Students will give 50 minute talks presenting a few pages of the reading or focus on an example. A short problem session (lasting 30 minutes) will conclude each meating.
I will give the first few presentations, and we will assign presentations on the second or third meeting.
Information about credits can be found [muesli] and [offical course page].
Prerequisites:
The seminar assumes knowledge from measure theory and functional analysis (L^p spaces of function classes), linear algebra, and basic topology. A first course in ergodic theory might be helpful, but is not required. Some applications and examples of the theory require a bit of smooth manifold theory, and basic notions in Riemannian geometry (e.g. the geodesic flow).
Description and plan:
Imagine you have a finite collection of 2 x 2 real matrices {A_1, ..., A_n} and a probability measure m assigning to each A_i a number p_i.

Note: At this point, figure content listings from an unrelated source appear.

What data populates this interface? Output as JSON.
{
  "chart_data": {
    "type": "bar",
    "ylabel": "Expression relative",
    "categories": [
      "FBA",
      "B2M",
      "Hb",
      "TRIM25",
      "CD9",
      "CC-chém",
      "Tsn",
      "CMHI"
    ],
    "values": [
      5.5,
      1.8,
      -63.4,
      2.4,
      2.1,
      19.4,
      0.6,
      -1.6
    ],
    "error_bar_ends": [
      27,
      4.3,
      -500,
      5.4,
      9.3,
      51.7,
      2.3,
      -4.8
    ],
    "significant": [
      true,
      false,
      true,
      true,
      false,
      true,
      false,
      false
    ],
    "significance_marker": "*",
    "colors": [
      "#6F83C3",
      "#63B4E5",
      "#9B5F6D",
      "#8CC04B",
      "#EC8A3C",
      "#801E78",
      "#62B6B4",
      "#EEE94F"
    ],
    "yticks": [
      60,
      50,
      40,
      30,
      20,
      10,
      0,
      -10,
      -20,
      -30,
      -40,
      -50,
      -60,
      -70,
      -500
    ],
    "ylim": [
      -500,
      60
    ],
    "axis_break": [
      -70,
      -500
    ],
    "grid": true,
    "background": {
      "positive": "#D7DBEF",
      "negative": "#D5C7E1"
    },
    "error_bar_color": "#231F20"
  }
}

You would like to know what random matrix products B_k B_{k-1} ... B_1 look like when k tends to infinity and B_j is chosen at random from the list {A_1, ..., A_n} according to the measure m.

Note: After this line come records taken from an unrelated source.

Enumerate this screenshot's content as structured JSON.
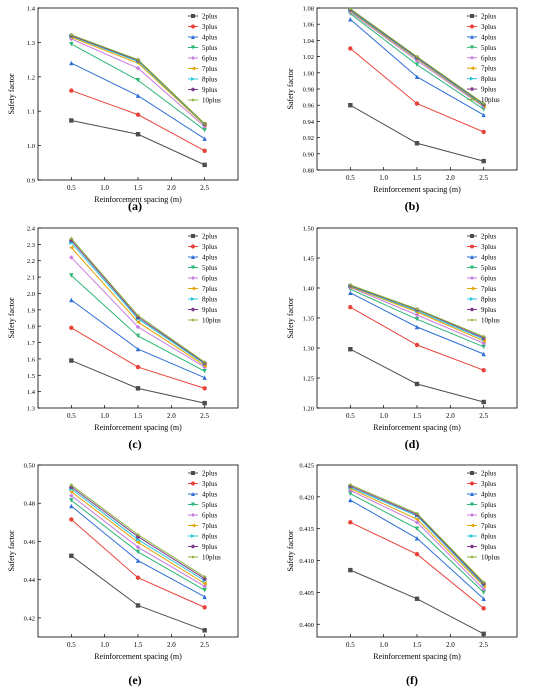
{
  "figure": {
    "series_colors": [
      "#4d4d4d",
      "#e8433a",
      "#2f6fd6",
      "#2bb673",
      "#c77be0",
      "#e3a300",
      "#28c4d9",
      "#7f3c8d",
      "#8ab33b"
    ],
    "marker_shapes": [
      "square",
      "circle",
      "triangle-up",
      "triangle-down",
      "diamond",
      "triangle-left",
      "triangle-right",
      "hexagon",
      "star"
    ]
  },
  "chart_data": [
    {
      "type": "line",
      "label": "(a)",
      "xlabel": "Reinforcement spacing (m)",
      "ylabel": "Safety factor",
      "x": [
        0.5,
        1.5,
        2.5
      ],
      "xlim": [
        0.0,
        3.0
      ],
      "ylim": [
        0.9,
        1.4
      ],
      "xticks": [
        "0.5",
        "1.0",
        "1.5",
        "2.0",
        "2.5"
      ],
      "yticks": [
        "0.9",
        "1.0",
        "1.1",
        "1.2",
        "1.3",
        "1.4"
      ],
      "legend_position": "top-right",
      "grid": false,
      "series": [
        {
          "name": "2plus",
          "values": [
            1.073,
            1.033,
            0.944
          ]
        },
        {
          "name": "3plus",
          "values": [
            1.16,
            1.09,
            0.985
          ]
        },
        {
          "name": "4plus",
          "values": [
            1.24,
            1.145,
            1.02
          ]
        },
        {
          "name": "5plus",
          "values": [
            1.295,
            1.19,
            1.045
          ]
        },
        {
          "name": "6plus",
          "values": [
            1.31,
            1.225,
            1.055
          ]
        },
        {
          "name": "7plus",
          "values": [
            1.315,
            1.24,
            1.06
          ]
        },
        {
          "name": "8plus",
          "values": [
            1.318,
            1.245,
            1.062
          ]
        },
        {
          "name": "9plus",
          "values": [
            1.32,
            1.248,
            1.063
          ]
        },
        {
          "name": "10plus",
          "values": [
            1.322,
            1.25,
            1.064
          ]
        }
      ]
    },
    {
      "type": "line",
      "label": "(b)",
      "xlabel": "Reinforcement spacing (m)",
      "ylabel": "Safety factor",
      "x": [
        0.5,
        1.5,
        2.5
      ],
      "xlim": [
        0.0,
        3.0
      ],
      "ylim": [
        0.88,
        1.08
      ],
      "xticks": [
        "0.5",
        "1.0",
        "1.5",
        "2.0",
        "2.5"
      ],
      "yticks": [
        "0.88",
        "0.90",
        "0.92",
        "0.94",
        "0.96",
        "0.98",
        "1.00",
        "1.02",
        "1.04",
        "1.06",
        "1.08"
      ],
      "legend_position": "top-right",
      "grid": false,
      "series": [
        {
          "name": "2plus",
          "values": [
            0.96,
            0.913,
            0.891
          ]
        },
        {
          "name": "3plus",
          "values": [
            1.03,
            0.962,
            0.927
          ]
        },
        {
          "name": "4plus",
          "values": [
            1.066,
            0.995,
            0.948
          ]
        },
        {
          "name": "5plus",
          "values": [
            1.073,
            1.01,
            0.955
          ]
        },
        {
          "name": "6plus",
          "values": [
            1.075,
            1.015,
            0.958
          ]
        },
        {
          "name": "7plus",
          "values": [
            1.076,
            1.017,
            0.959
          ]
        },
        {
          "name": "8plus",
          "values": [
            1.077,
            1.018,
            0.96
          ]
        },
        {
          "name": "9plus",
          "values": [
            1.078,
            1.019,
            0.961
          ]
        },
        {
          "name": "10plus",
          "values": [
            1.079,
            1.02,
            0.962
          ]
        }
      ]
    },
    {
      "type": "line",
      "label": "(c)",
      "xlabel": "Reinforcement spacing (m)",
      "ylabel": "Safety factor",
      "x": [
        0.5,
        1.5,
        2.5
      ],
      "xlim": [
        0.0,
        3.0
      ],
      "ylim": [
        1.3,
        2.4
      ],
      "xticks": [
        "0.5",
        "1.0",
        "1.5",
        "2.0",
        "2.5"
      ],
      "yticks": [
        "1.3",
        "1.4",
        "1.5",
        "1.6",
        "1.7",
        "1.8",
        "1.9",
        "2.0",
        "2.1",
        "2.2",
        "2.3",
        "2.4"
      ],
      "legend_position": "top-right",
      "grid": false,
      "series": [
        {
          "name": "2plus",
          "values": [
            1.59,
            1.42,
            1.33
          ]
        },
        {
          "name": "3plus",
          "values": [
            1.79,
            1.55,
            1.42
          ]
        },
        {
          "name": "4plus",
          "values": [
            1.96,
            1.66,
            1.485
          ]
        },
        {
          "name": "5plus",
          "values": [
            2.11,
            1.74,
            1.525
          ]
        },
        {
          "name": "6plus",
          "values": [
            2.22,
            1.795,
            1.55
          ]
        },
        {
          "name": "7plus",
          "values": [
            2.28,
            1.825,
            1.56
          ]
        },
        {
          "name": "8plus",
          "values": [
            2.31,
            1.845,
            1.57
          ]
        },
        {
          "name": "9plus",
          "values": [
            2.325,
            1.855,
            1.575
          ]
        },
        {
          "name": "10plus",
          "values": [
            2.335,
            1.865,
            1.58
          ]
        }
      ]
    },
    {
      "type": "line",
      "label": "(d)",
      "xlabel": "Reinforcement spacing (m)",
      "ylabel": "Safety factor",
      "x": [
        0.5,
        1.5,
        2.5
      ],
      "xlim": [
        0.0,
        3.0
      ],
      "ylim": [
        1.2,
        1.5
      ],
      "xticks": [
        "0.5",
        "1.0",
        "1.5",
        "2.0",
        "2.5"
      ],
      "yticks": [
        "1.20",
        "1.25",
        "1.30",
        "1.35",
        "1.40",
        "1.45",
        "1.50"
      ],
      "legend_position": "top-right",
      "grid": false,
      "series": [
        {
          "name": "2plus",
          "values": [
            1.298,
            1.24,
            1.21
          ]
        },
        {
          "name": "3plus",
          "values": [
            1.368,
            1.305,
            1.263
          ]
        },
        {
          "name": "4plus",
          "values": [
            1.392,
            1.335,
            1.29
          ]
        },
        {
          "name": "5plus",
          "values": [
            1.398,
            1.348,
            1.302
          ]
        },
        {
          "name": "6plus",
          "values": [
            1.401,
            1.355,
            1.308
          ]
        },
        {
          "name": "7plus",
          "values": [
            1.402,
            1.36,
            1.312
          ]
        },
        {
          "name": "8plus",
          "values": [
            1.403,
            1.362,
            1.315
          ]
        },
        {
          "name": "9plus",
          "values": [
            1.404,
            1.364,
            1.317
          ]
        },
        {
          "name": "10plus",
          "values": [
            1.405,
            1.365,
            1.319
          ]
        }
      ]
    },
    {
      "type": "line",
      "label": "(e)",
      "xlabel": "Reinforcement spacing (m)",
      "ylabel": "Safety factor",
      "x": [
        0.5,
        1.5,
        2.5
      ],
      "xlim": [
        0.0,
        3.0
      ],
      "ylim": [
        0.41,
        0.5
      ],
      "xticks": [
        "0.5",
        "1.0",
        "1.5",
        "2.0",
        "2.5"
      ],
      "yticks": [
        "0.42",
        "0.44",
        "0.46",
        "0.48",
        "0.50"
      ],
      "legend_position": "top-right",
      "grid": false,
      "series": [
        {
          "name": "2plus",
          "values": [
            0.4525,
            0.4265,
            0.4135
          ]
        },
        {
          "name": "3plus",
          "values": [
            0.4715,
            0.441,
            0.4255
          ]
        },
        {
          "name": "4plus",
          "values": [
            0.4785,
            0.45,
            0.431
          ]
        },
        {
          "name": "5plus",
          "values": [
            0.4815,
            0.4545,
            0.4345
          ]
        },
        {
          "name": "6plus",
          "values": [
            0.484,
            0.457,
            0.4365
          ]
        },
        {
          "name": "7plus",
          "values": [
            0.486,
            0.4595,
            0.438
          ]
        },
        {
          "name": "8plus",
          "values": [
            0.4875,
            0.461,
            0.4395
          ]
        },
        {
          "name": "9plus",
          "values": [
            0.4885,
            0.4625,
            0.4405
          ]
        },
        {
          "name": "10plus",
          "values": [
            0.4895,
            0.4635,
            0.4415
          ]
        }
      ]
    },
    {
      "type": "line",
      "label": "(f)",
      "xlabel": "Reinforcement spacing (m)",
      "ylabel": "Safety factor",
      "x": [
        0.5,
        1.5,
        2.5
      ],
      "xlim": [
        0.0,
        3.0
      ],
      "ylim": [
        0.398,
        0.425
      ],
      "xticks": [
        "0.5",
        "1.0",
        "1.5",
        "2.0",
        "2.5"
      ],
      "yticks": [
        "0.400",
        "0.405",
        "0.410",
        "0.415",
        "0.420",
        "0.425"
      ],
      "legend_position": "top-right",
      "grid": false,
      "series": [
        {
          "name": "2plus",
          "values": [
            0.4085,
            0.404,
            0.3985
          ]
        },
        {
          "name": "3plus",
          "values": [
            0.416,
            0.411,
            0.4025
          ]
        },
        {
          "name": "4plus",
          "values": [
            0.4195,
            0.4135,
            0.404
          ]
        },
        {
          "name": "5plus",
          "values": [
            0.4205,
            0.415,
            0.405
          ]
        },
        {
          "name": "6plus",
          "values": [
            0.421,
            0.416,
            0.4055
          ]
        },
        {
          "name": "7plus",
          "values": [
            0.4213,
            0.4165,
            0.406
          ]
        },
        {
          "name": "8plus",
          "values": [
            0.4215,
            0.417,
            0.4062
          ]
        },
        {
          "name": "9plus",
          "values": [
            0.4217,
            0.4172,
            0.4064
          ]
        },
        {
          "name": "10plus",
          "values": [
            0.4219,
            0.4174,
            0.4066
          ]
        }
      ]
    }
  ]
}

Do the matrix entries grow? How fast? Is there a direction in R^2 that the random product of matrices stretches the most? The least? The theory of Lyapunov exponents gives us tools to understand the answers to these questions, almost surely, under suitable hypotheses. Moreover, many concrete problems in dynamics, geometry, topology, and group theory can be modeled on "random matrix products," even deterministic processes such as approximating irrational numbers by their continued fraction expansions.
Although there is a very general theory of Lyapunov exponents for random n x n matrix products, we will focus on the 2 dimensional theory and applications in 1 and 2 dimensional dynamical systems coming from geometry and topology. This will make some of the proofs more manageable, while still seeing many features and interesting applications.
We will review some ergodic theory with emphasis on two a central examples: irrational rotations of the circle and continued fraction expansions. This will help set the stage for the theory of Lyapunov exponents (especially how it relates to continued fraction expansions).
Reading/resources:
Ergodic Theory with a view towards Number Thoery, M. Einsiedler & Thomas Ward (Chapters 2 and 3).
Lectures on Lyapunov Exponents, M. Viana (Excerpts from chapters 1-4)
Notes on the multiplicative ergodic theorem, Simion Filip (https://doi.org/10.1017/etds.2017.68 or https://math.uchicago.edu/~sfilip/public_files/MET_lectures.pdf)
...
Schedule:
Weeks 1 and 2 (James):
Introduction to/review of/definitions and examples of ergodic and measure preserving systems.
Mean and pointwise ergodic theorems
Weeks 3 and 4 (to be assigned):
Elementary properties of continued fractions . Continued fraction map and Gauss measure. (Einsiedler--Ward, Sections 3.1 and Section 3.2 pp. 76-79)
Ergodicicty of the Gauss map and Applications of the ergodic theorems to the continued fraction map. (Einsiedler--Ward, Section 3.2 pp. 79-86)
Weeks 5 & 6 (to be assigned):
Introduction to Lyapunov exponents. Statement of existence theorem for Lyapunov exponents in dimesion 2. Linear cocycles and random matrix multiplication: definition and examples. (Viana, Sections intro to section 1 & sections 1.1, 1.2, intro to section 2 & sections 2.1.1, 2.1.2)
Hyperbolic cocycles: definitions and properties. (Viana, Sections 2.2.1 and 2.2.2)
Weeks 7 and 8(to be assigned):
Functional analysis preliminaries to the proof of Osceledet's Theorem: Theorems of Krylov–Bogoliubov and Banach-Alaoglu.
Proof of Osledet's Thoerem by induction: (Filip, Section 2)
Weeks 9 and 10 (to be assigned):
Applications of Oseledet's theorem and lypunov exponents in dimension 2 (under construction).